Our experiments, conducted in a real-world steel production environment, demonstrated the system’s efficacy and robustness. The ability to accurately track and mark flaws on moving billets, despite varying orientations and environmental conditions, underscores the system’s operational viability in a fast-paced industrial setting. Furthermore, the system’s precision in marking directly correlates to improved quality control measures, ensuring higher standards in the final steel products.

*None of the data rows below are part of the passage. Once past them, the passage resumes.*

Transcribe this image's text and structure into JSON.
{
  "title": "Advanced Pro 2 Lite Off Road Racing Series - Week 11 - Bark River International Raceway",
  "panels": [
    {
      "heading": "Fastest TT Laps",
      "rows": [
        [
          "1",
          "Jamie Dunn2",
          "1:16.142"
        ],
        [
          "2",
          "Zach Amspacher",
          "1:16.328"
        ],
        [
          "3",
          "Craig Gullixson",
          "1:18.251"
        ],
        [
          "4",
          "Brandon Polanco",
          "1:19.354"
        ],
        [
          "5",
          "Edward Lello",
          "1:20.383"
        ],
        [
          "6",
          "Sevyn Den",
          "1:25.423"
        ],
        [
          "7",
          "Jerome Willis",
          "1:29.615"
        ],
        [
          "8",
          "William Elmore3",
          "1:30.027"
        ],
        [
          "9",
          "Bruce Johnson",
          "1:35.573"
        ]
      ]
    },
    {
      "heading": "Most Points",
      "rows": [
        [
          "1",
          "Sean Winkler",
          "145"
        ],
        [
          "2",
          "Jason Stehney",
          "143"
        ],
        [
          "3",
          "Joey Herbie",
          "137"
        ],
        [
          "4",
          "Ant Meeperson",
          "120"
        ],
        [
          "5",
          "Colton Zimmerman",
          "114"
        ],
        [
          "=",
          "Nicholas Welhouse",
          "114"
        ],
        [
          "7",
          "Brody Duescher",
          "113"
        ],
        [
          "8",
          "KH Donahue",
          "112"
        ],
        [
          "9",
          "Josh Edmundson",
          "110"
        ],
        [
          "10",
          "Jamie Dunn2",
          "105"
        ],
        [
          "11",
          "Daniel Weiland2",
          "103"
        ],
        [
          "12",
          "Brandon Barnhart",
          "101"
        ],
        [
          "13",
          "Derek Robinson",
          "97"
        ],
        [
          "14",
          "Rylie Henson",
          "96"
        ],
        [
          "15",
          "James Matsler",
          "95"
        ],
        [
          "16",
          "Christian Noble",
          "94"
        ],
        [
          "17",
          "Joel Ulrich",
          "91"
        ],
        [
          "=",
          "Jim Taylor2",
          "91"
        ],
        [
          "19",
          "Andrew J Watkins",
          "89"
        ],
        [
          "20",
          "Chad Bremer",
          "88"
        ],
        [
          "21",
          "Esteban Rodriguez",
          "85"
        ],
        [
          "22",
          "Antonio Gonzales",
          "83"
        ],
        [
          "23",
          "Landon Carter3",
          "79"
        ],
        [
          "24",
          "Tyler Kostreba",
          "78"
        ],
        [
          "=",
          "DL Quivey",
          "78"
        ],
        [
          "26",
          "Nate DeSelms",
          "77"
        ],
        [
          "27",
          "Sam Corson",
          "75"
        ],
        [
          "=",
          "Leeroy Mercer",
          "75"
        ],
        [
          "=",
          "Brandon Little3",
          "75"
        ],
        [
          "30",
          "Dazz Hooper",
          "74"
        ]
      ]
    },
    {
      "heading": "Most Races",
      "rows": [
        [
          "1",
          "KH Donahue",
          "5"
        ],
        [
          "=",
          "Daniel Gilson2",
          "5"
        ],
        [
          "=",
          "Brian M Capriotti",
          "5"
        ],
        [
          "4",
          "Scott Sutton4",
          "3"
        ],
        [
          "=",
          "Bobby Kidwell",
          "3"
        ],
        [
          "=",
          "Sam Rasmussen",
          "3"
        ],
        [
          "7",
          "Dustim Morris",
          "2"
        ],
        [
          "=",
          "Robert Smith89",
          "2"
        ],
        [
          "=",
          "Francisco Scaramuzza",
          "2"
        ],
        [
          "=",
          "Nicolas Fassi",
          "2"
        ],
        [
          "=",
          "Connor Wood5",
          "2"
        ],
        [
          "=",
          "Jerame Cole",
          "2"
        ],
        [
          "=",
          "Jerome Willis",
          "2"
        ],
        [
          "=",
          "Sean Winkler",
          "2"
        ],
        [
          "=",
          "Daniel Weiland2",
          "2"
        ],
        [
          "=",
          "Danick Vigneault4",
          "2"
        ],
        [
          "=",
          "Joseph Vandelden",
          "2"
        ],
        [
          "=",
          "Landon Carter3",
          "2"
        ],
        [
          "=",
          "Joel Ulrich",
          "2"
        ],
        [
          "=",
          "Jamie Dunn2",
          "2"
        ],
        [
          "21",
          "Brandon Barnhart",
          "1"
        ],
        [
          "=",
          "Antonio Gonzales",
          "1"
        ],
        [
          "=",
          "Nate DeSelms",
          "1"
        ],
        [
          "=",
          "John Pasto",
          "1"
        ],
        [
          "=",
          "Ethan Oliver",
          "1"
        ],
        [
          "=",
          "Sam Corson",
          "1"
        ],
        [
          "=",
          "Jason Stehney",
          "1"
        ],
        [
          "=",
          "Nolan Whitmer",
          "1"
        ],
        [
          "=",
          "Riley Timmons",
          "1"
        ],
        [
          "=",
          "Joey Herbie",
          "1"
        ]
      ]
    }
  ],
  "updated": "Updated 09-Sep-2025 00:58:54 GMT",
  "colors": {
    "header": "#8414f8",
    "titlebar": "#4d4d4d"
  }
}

Looking ahead, integrating this system with automatic polishing mechanisms could pave the way for a fully automated production line, thereby extending its applicability. Additionally, while deploying deep learning necessitates substantial model training, its implementation can significantly enhance the system’s functionality and robustness. For example, deep learning can be applied for advanced defect classification, enabling the system to distinguish between various types of surface flaws effectively.